The EPA's National Clean Diesel Funding Assistance Program awards funding to support strategies such as emission control and idle reduction technologies, cleaner fuels, engine upgrades or replacements, and vehicle or equipment replacements. Projects utilizing aerodynamic technologies and low rolling resistance tires can also receive grants.

Under this program, funding is restricted to the use of technologies, fuels, and engines that have been verified or certified by the U.S. EPA or the California Air Resources Board.

States, tribes, local governments, and nonprofit organizations are eligible to compete for these DERA grants. Projects can reduce air pollution from older school buses, transit buses, heavy-duty diesel trucks, marine engines, locomotives, and other diesel engines.

In the 2011 DERA grant program, for instance, the American Lung Association of the Upper Midwest was granted $1.3 million to reduce diesel emissions from 331 vehicles using retrofit, repower, and replacement strategies.

Also in 2011, the Bay Area Air Quality Management District won a $1.5 million grant to replace 43 on-road, heavy-duty trucks operating around Port of Oakland, California.

Diesel engines are durable, fuel efficient workhorses, says McCarthy.

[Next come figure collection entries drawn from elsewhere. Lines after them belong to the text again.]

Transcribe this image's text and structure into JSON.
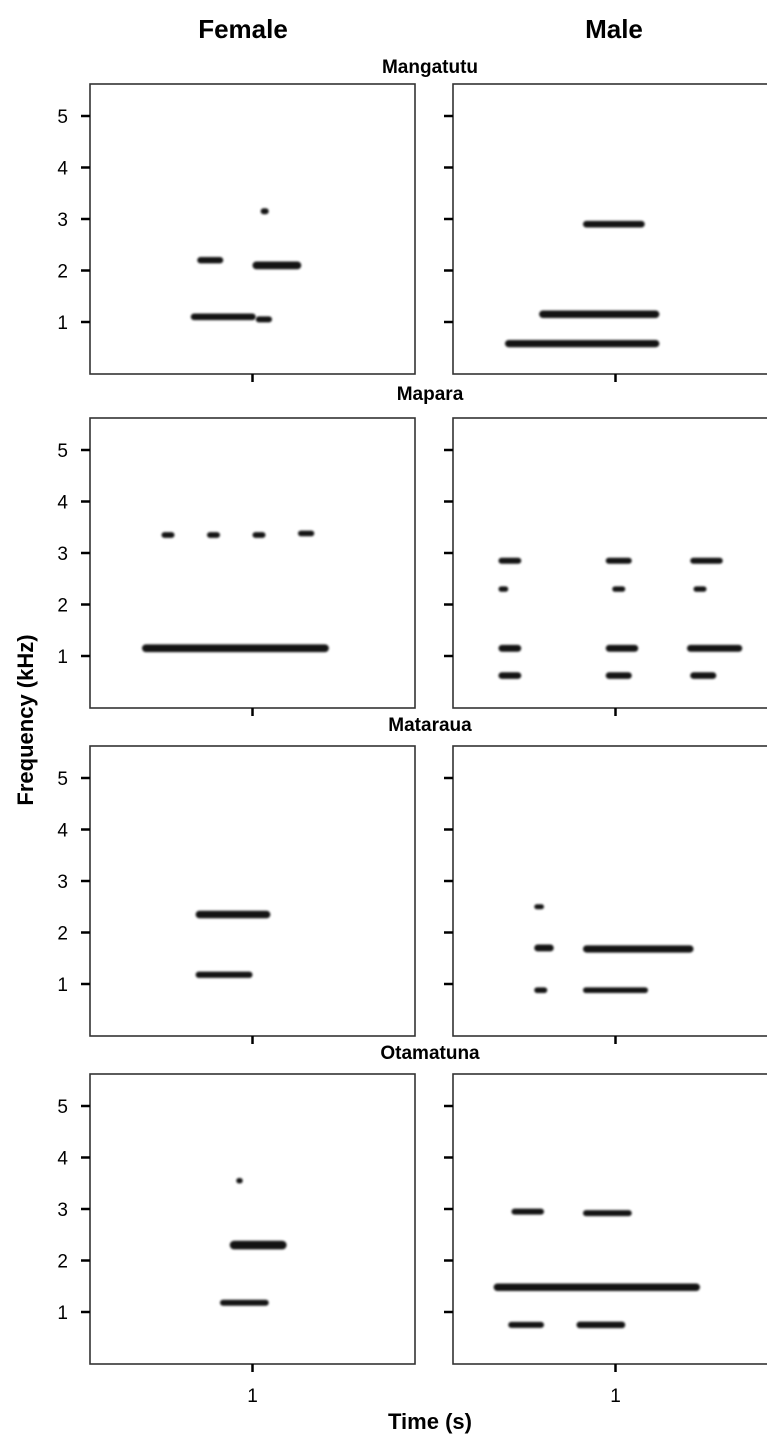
{
  "columns": [
    "Female",
    "Male"
  ],
  "ylabel": "Frequency (kHz)",
  "xlabel": "Time (s)",
  "colors": {
    "ink": "#000000",
    "frame": "#333333",
    "background": "#ffffff"
  },
  "chart_data": {
    "type": "spectrogram",
    "rows": [
      "Mangatutu",
      "Mapara",
      "Mataraua",
      "Otamatuna"
    ],
    "columns": [
      "Female",
      "Male"
    ],
    "ylabel": "Frequency (kHz)",
    "xlabel": "Time (s)",
    "yticks": [
      "1",
      "2",
      "3",
      "4",
      "5"
    ],
    "ytick_values": [
      1,
      2,
      3,
      4,
      5
    ],
    "xticks": [
      "1"
    ],
    "xtick_values": [
      1
    ],
    "ylim": [
      0,
      5.5
    ],
    "xlim": [
      0,
      2
    ],
    "panels": [
      {
        "row": "Mangatutu",
        "column": "Female",
        "bands": [
          {
            "t0": 0.62,
            "t1": 1.02,
            "f": 1.1,
            "w": 1.2
          },
          {
            "t0": 1.02,
            "t1": 1.12,
            "f": 1.05,
            "w": 1.0
          },
          {
            "t0": 0.66,
            "t1": 0.82,
            "f": 2.2,
            "w": 1.1
          },
          {
            "t0": 1.0,
            "t1": 1.3,
            "f": 2.1,
            "w": 1.6
          },
          {
            "t0": 1.05,
            "t1": 1.1,
            "f": 3.15,
            "w": 1.0
          }
        ]
      },
      {
        "row": "Mangatutu",
        "column": "Male",
        "bands": [
          {
            "t0": 0.32,
            "t1": 1.27,
            "f": 0.58,
            "w": 1.4
          },
          {
            "t0": 0.53,
            "t1": 1.27,
            "f": 1.15,
            "w": 1.5
          },
          {
            "t0": 0.8,
            "t1": 1.18,
            "f": 2.9,
            "w": 1.2
          }
        ]
      },
      {
        "row": "Mapara",
        "column": "Female",
        "bands": [
          {
            "t0": 0.32,
            "t1": 1.47,
            "f": 1.15,
            "w": 1.6
          },
          {
            "t0": 0.44,
            "t1": 0.52,
            "f": 3.35,
            "w": 0.9
          },
          {
            "t0": 0.72,
            "t1": 0.8,
            "f": 3.35,
            "w": 0.9
          },
          {
            "t0": 1.0,
            "t1": 1.08,
            "f": 3.35,
            "w": 0.9
          },
          {
            "t0": 1.28,
            "t1": 1.38,
            "f": 3.38,
            "w": 0.9
          }
        ]
      },
      {
        "row": "Mapara",
        "column": "Male",
        "bands": [
          {
            "t0": 0.28,
            "t1": 0.42,
            "f": 0.62,
            "w": 1.2
          },
          {
            "t0": 0.28,
            "t1": 0.42,
            "f": 1.15,
            "w": 1.3
          },
          {
            "t0": 0.28,
            "t1": 0.42,
            "f": 2.85,
            "w": 1.0
          },
          {
            "t0": 0.28,
            "t1": 0.34,
            "f": 2.3,
            "w": 0.8
          },
          {
            "t0": 0.94,
            "t1": 1.1,
            "f": 0.62,
            "w": 1.2
          },
          {
            "t0": 0.94,
            "t1": 1.14,
            "f": 1.15,
            "w": 1.3
          },
          {
            "t0": 0.94,
            "t1": 1.1,
            "f": 2.85,
            "w": 1.0
          },
          {
            "t0": 0.98,
            "t1": 1.06,
            "f": 2.3,
            "w": 0.8
          },
          {
            "t0": 1.46,
            "t1": 1.62,
            "f": 0.62,
            "w": 1.2
          },
          {
            "t0": 1.44,
            "t1": 1.78,
            "f": 1.15,
            "w": 1.3
          },
          {
            "t0": 1.46,
            "t1": 1.66,
            "f": 2.85,
            "w": 1.0
          },
          {
            "t0": 1.48,
            "t1": 1.56,
            "f": 2.3,
            "w": 0.8
          }
        ]
      },
      {
        "row": "Mataraua",
        "column": "Female",
        "bands": [
          {
            "t0": 0.65,
            "t1": 1.11,
            "f": 2.35,
            "w": 1.5
          },
          {
            "t0": 0.65,
            "t1": 1.0,
            "f": 1.18,
            "w": 1.1
          }
        ]
      },
      {
        "row": "Mataraua",
        "column": "Male",
        "bands": [
          {
            "t0": 0.5,
            "t1": 0.62,
            "f": 1.7,
            "w": 1.3
          },
          {
            "t0": 0.8,
            "t1": 1.48,
            "f": 1.68,
            "w": 1.4
          },
          {
            "t0": 0.5,
            "t1": 0.58,
            "f": 0.88,
            "w": 0.9
          },
          {
            "t0": 0.8,
            "t1": 1.2,
            "f": 0.88,
            "w": 0.9
          },
          {
            "t0": 0.5,
            "t1": 0.56,
            "f": 2.5,
            "w": 0.7
          }
        ]
      },
      {
        "row": "Otamatuna",
        "column": "Female",
        "bands": [
          {
            "t0": 0.86,
            "t1": 1.21,
            "f": 2.3,
            "w": 1.9
          },
          {
            "t0": 0.8,
            "t1": 1.1,
            "f": 1.18,
            "w": 1.0
          },
          {
            "t0": 0.9,
            "t1": 0.94,
            "f": 3.55,
            "w": 0.8
          }
        ]
      },
      {
        "row": "Otamatuna",
        "column": "Male",
        "bands": [
          {
            "t0": 0.25,
            "t1": 1.52,
            "f": 1.48,
            "w": 1.5
          },
          {
            "t0": 0.36,
            "t1": 0.56,
            "f": 2.95,
            "w": 1.0
          },
          {
            "t0": 0.8,
            "t1": 1.1,
            "f": 2.92,
            "w": 1.0
          },
          {
            "t0": 0.34,
            "t1": 0.56,
            "f": 0.75,
            "w": 1.0
          },
          {
            "t0": 0.76,
            "t1": 1.06,
            "f": 0.75,
            "w": 1.2
          }
        ]
      }
    ]
  }
}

By targeting projects that utilize the most cost-effective clean diesel strategies, the DERA program can extend their useful lives for decades.

The Diesel Emission Reduction Program was enacted in 2005. Since it was first funded in fiscal year 2008, EPA has awarded over 500 grants that have reduced hundreds of thousands of tons of air pollution and saved millions of gallons of fuel.